Dean afficha un rictus nerveux, et d'un haussement d'épaules saccadé, esquiva :
- Ce truc est un bout de charbon... Pas besoin d'encre, si ?
- Ça ne me fait pas rire, Dean, tonna l'ange en venant planter ses yeux dans ceux de son ami. Tu m'as demandé de t'écouter, alors parle.
Dean fixa le regard de Castiel d'un air fébrile. Et la bouche pincée, il prévint après une seconde d'hésitation :
- Ça va pas te plaire...
La patience de l'ange parut atteindre ses limites. Ses lèvres prirent un pli menaçant et en attrapant Dean pas le col il somma :
- Parle. Maintenant.
Le chasseur resta de marbre. Il laissa le regard âpre de son ami le pénétrer et crut le revoir, des années auparavant, lorsqu'il était encore cet agent du Ciel discipliné, froid et implacable. Et, peut-être pour la première fois depuis qu'il avait eu le bonheur de le voir revenir sur Terre, après l'avoir cru définitivement perdu, avalé par le Néant, il se demanda quel pouvait bien être le poids de ses nouvelles responsabilités, à la tête des jeunes troupes angéliques qui avaient regarni le Paradis.
Sans baisser les yeux, il plongea alors la main dans l'une des poches intérieures de sa veste, et en sortit un tube transparent à moitié rempli d'un liquide sombre et qui attira aussitôt le regard de Castiel.
- Qu'est-ce que c'est ? gronda-t-il de sa voix rauque.
Dean lui présenta l'objet, qu'il prit entre ses doigts. L'ange l'examina d'un œil perplexe, faisant miroiter le fluide à l'intérieur qui s'avéra visqueux, et d'un rouge presque noir.
- Du sang ? s'étonna-t-il en éprouvant un inexplicable sentiment de malaise. Est-ce que c'est ce qui permettra d'exécuter le sortilège de Thot ?
- C'est ce qu'il dit, en tout cas, confirma Dean d'un air grave. Et, puisque c'est ta prochaine question, ce sang... c'est celui de Chuck.
Si Dean s'était jamais demandé si un ange pouvait blêmir, il eut la réponse. Les joues de Castiel semblèrent s'affaisser comme de la glaise trop molle et ses yeux menacer de sortir de leurs orbites. Le frère de Sam ne l'avait jamais vu si choqué.
- Chuck, répéta-t-il d'une voix rocailleuse comme pour tâcher de croire à ce qu'il venait d'entendre. Tu te moques de moi, ce n'est pas vrai...

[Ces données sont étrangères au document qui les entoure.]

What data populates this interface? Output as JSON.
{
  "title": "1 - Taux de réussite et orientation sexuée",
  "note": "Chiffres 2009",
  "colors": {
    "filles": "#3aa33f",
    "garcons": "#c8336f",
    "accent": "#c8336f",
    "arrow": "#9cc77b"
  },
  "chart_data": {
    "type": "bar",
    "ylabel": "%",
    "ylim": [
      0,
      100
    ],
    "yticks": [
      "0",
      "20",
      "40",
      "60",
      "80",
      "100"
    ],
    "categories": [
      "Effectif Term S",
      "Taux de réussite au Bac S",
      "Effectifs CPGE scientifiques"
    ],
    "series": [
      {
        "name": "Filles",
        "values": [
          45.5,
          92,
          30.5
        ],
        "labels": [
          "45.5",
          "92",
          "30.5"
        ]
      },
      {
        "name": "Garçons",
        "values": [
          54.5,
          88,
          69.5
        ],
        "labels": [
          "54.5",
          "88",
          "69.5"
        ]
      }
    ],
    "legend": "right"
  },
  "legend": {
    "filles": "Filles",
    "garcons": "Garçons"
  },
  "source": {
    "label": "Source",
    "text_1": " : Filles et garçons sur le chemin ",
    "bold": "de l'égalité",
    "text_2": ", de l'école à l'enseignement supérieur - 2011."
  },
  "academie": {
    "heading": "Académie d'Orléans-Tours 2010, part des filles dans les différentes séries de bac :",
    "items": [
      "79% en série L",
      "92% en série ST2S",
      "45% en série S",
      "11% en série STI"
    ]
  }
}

- On n'a pas eu d'autre choix, se défendit Dean en essayant de conserver bonne figure. T'as raison, le fusain sert à rien tout seul. Les verrous de la prison de Chaos ont sauté quand Chuck a perdu son trône, mais son sang est censé pouvoir ressouder la serrure. Tout ce que je te demande... c'est si ça a une chance de marcher. Si tout ça, ça peut au moins servir à quelque chose.
Les lèvres de Castiel s'animèrent d'un tremblement infime et, sans ciller, les yeux fixes et dardés, il secoua lentement la tête d'un air consterné. Il laissa alors retomber le tube dans la main de Dean et, lui tournant le dos, s'éloigna de trois pas lourds comme le plomb. L'aîné des Winchester put jurer le voir éponger la sueur sur son front avec la manche de son imperméable.
- Je n'en reviens pas, émit-il bientôt, atterré. Je n'en reviens pas que vous ayez fait tout ça, que vous ayez été si loin...
Désemparé, le chasseur essaya de trouver les mots pour justifier leurs actes, à Sam se lui, surtout dans le but d'aider son ami à digérer ce qu'il venait d'apprendre.
- Cass, écoute..., fut-il tout juste à même de prononcer.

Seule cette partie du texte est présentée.